Lagenmasker gevuld met zwart
Wat gebeurt er als we de witte pixels van het lagenmasker vervangen door zwarte pixels? Klik gewoon op de miniatuur van het laagmasker en klik vervolgens op > Vullen bewerken. Laten we zwart kiezen. Meteen zien we dat de miniatuur van het laagmasker zwart wordt, en dat de overeenkomstige laag van het canvas verdwijnt – waardoor de wolken in laag 2 worden onthuld!
In tegenstelling tot ons vorige voorbeeld, waarin een laagmasker wordt gebruikt dat met witte pixels is gevuld, creëren laagmaskers die met zwarte pixels zijn gevuld volledige transparantie in het overeenkomstige pixelgebied van de laag die wordt gemaskeerd.
Kunt u raden wat er gebeurt als we het laagmasker voor de helft met wit en voor de helft met zwart vullen? Dat is juist! De helft van de afbeelding wordt zichtbaar, terwijl de andere helft transparant blijft. In dit geval zouden we half wolken zien en half vogel.
Lagenmasker gevuld met kleurverloop
Lagenmaskers houden niet op bij zwart en wit. In feite kunnen laagmaskers elke vorm van grijswaarde pixelinformatie bevatten. Laten we eens kijken wat er gebeurt als we het laagmasker vullen met een kleurverloop van zwart naar wit!
Druk op G om over te schakelen naar het verloopgereedschap en selecteer vervolgens het laagmasker door op de miniatuur te klikken. Laten we tenslotte het verloop-gereedschap over het canvas slepen. Zoals je kunt zien, vult de miniatuur zich met een kleurverloop van zwart naar wit en gaat de corresponderende laag vloeiend over van volledige ondoorzichtigheid naar volledige doorzichtigheid.
In wezen laten de wolken in laag 2 de gebieden van laag 1 zien, die transparant zijn geworden als gevolg van het gradiëntlaagmasker.

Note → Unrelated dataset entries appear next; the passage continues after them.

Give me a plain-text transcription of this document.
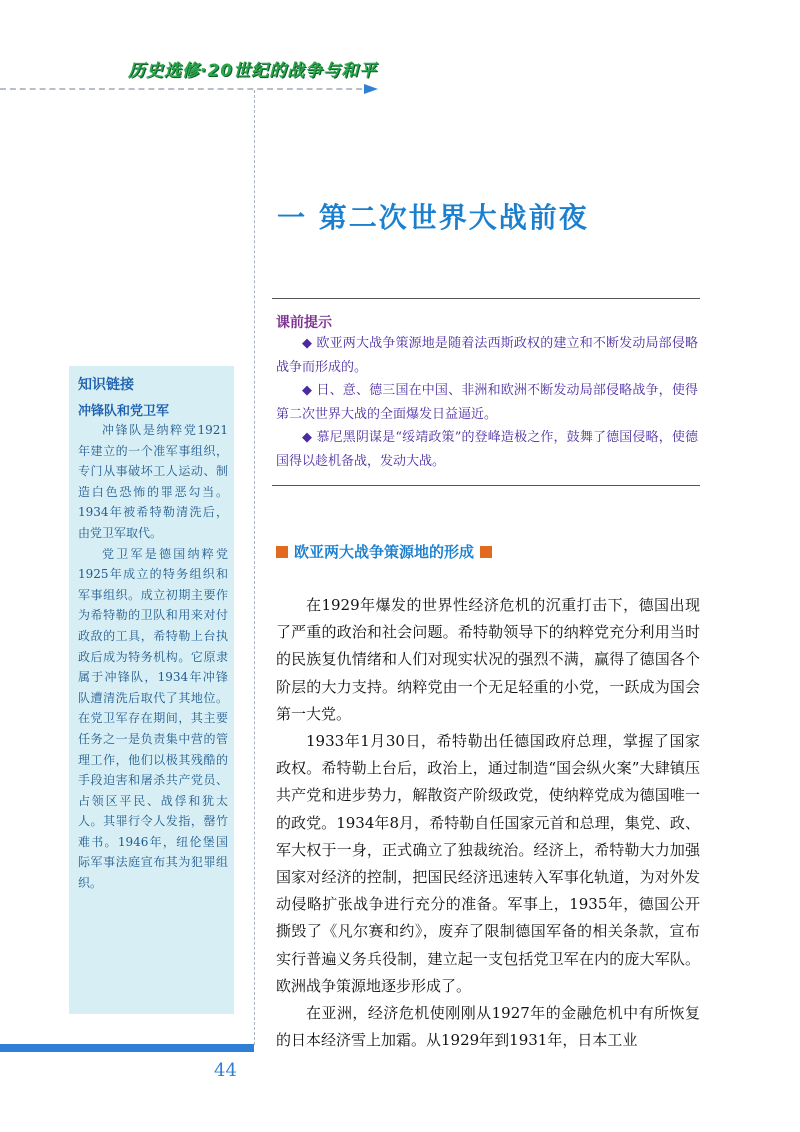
历史选修·20世纪的战争与和平
一 第二次世界大战前夜
课前提示

◆ 欧亚两大战争策源地是随着法西斯政权的建立和不断发动局部侵略战争而形成的。

◆ 日、意、德三国在中国、非洲和欧洲不断发动局部侵略战争，使得第二次世界大战的全面爆发日益逼近。

◆ 慕尼黑阴谋是“绥靖政策”的登峰造极之作，鼓舞了德国侵略，使德国得以趁机备战，发动大战。

知识链接
冲锋队和党卫军

冲锋队是纳粹党1921年建立的一个准军事组织，专门从事破坏工人运动、制造白色恐怖的罪恶勾当。1934年被希特勒清洗后，由党卫军取代。

党卫军是德国纳粹党1925年成立的特务组织和军事组织。成立初期主要作为希特勒的卫队和用来对付政敌的工具，希特勒上台执政后成为特务机构。它原隶属于冲锋队，1934年冲锋队遭清洗后取代了其地位。在党卫军存在期间，其主要任务之一是负责集中营的管理工作，他们以极其残酷的手段迫害和屠杀共产党员、占领区平民、战俘和犹太人。其罪行令人发指，罄竹难书。1946年，纽伦堡国际军事法庭宣布其为犯罪组织。

欧亚两大战争策源地的形成

在1929年爆发的世界性经济危机的沉重打击下，德国出现了严重的政治和社会问题。希特勒领导下的纳粹党充分利用当时的民族复仇情绪和人们对现实状况的强烈不满，赢得了德国各个阶层的大力支持。纳粹党由一个无足轻重的小党，一跃成为国会第一大党。

1933年1月30日，希特勒出任德国政府总理，掌握了国家政权。希特勒上台后，政治上，通过制造“国会纵火案”大肆镇压共产党和进步势力，解散资产阶级政党，使纳粹党成为德国唯一的政党。1934年8月，希特勒自任国家元首和总理，集党、政、军大权于一身，正式确立了独裁统治。经济上，希特勒大力加强国家对经济的控制，把国民经济迅速转入军事化轨道，为对外发动侵略扩张战争进行充分的准备。军事上，1935年，德国公开撕毁了《凡尔赛和约》，废弃了限制德国军备的相关条款，宣布实行普遍义务兵役制，建立起一支包括党卫军在内的庞大军队。欧洲战争策源地逐步形成了。

在亚洲，经济危机使刚刚从1927年的金融危机中有所恢复的日本经济雪上加霜。从1929年到1931年，日本工业

44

Laagmasker gevuld met fotografische inhoud
Laten we het daar niet bij laten! Als laagmaskers informatie in grijstinten kunnen bevatten, waarom zouden we dan niet proberen een laag te maskeren met iets fotografisch? In dit voorbeeld gebruiken we een afbeelding van gips om het woord “Fade” te maskeren, dat we in een oud cursief lettertype hebben gezet.
Om te beginnen maken we een laagmasker op de “Fade”-laag. Kopieer vervolgens de inhoud van de gipslaag door op de miniatuur ervan te klikken, vervolgens op Ctrl/Commando + A te drukken om alles te selecteren en vervolgens op Ctrl/Commando + C om te kopiëren.
Om deze afbeelding in het laagmasker op de gipslaag te plakken, moeten we het “parallelle universum” van het laagmasker binnengaan en dat doen we door alt/option ingedrukt te houden en vervolgens op de miniatuur van het laagmasker te klikken.
Nu toont het canvas de inhoud van het laagmasker. Cool, hè? Plak de gipsafbeelding erin door op Ctrl/Command + V te drukken.
Om uit dit “parallelle universum” te ontsnappen (is dit niet leuk?), klikt u gewoon op de laagminiatuur (het hoofdletter “T”-symbool). Geweldig! Nu heeft “Fade” een gipsen textuur die een deel van de gekleurde achtergrond laat doorschijnen.
Je kunt het laagmasker fijner afstellen door nogmaals op de miniatuur van het laagmasker te klikken en Afbeelding > Aanpassingen > Helderheid & Contrast te selecteren. Perfect! Wat we zo leuk vinden aan deze techniek is dat de laag eronder, in dit geval een warme oranje kleurvulling, door de textuurvariatie heen te zien is.
De kettingverbinding
U vraagt zich misschien ook af wat die kettingverbinding tussen de laagminiatuur en de laagmasker-thumbnail doet? Heel eenvoudig betekent deze kettingverbinding dat als u de laagafbeelding op het canvas verplaatst, het laagmasker meebeweegt.
Dit kan ongelooflijk nuttig zijn. Bijvoorbeeld als je de achtergrond van een afbeelding zorgvuldig hebt uitgesneden en deze op een andere plaats op het canvas wilt zetten. Of als je aan het experimenteren bent om het perfecte deel van een patroon te vinden om door een laagmasker heen te laten lopen. In dat geval zou je de kettinglus willen uitschakelen. Dat is heel eenvoudig! Klik er gewoon op.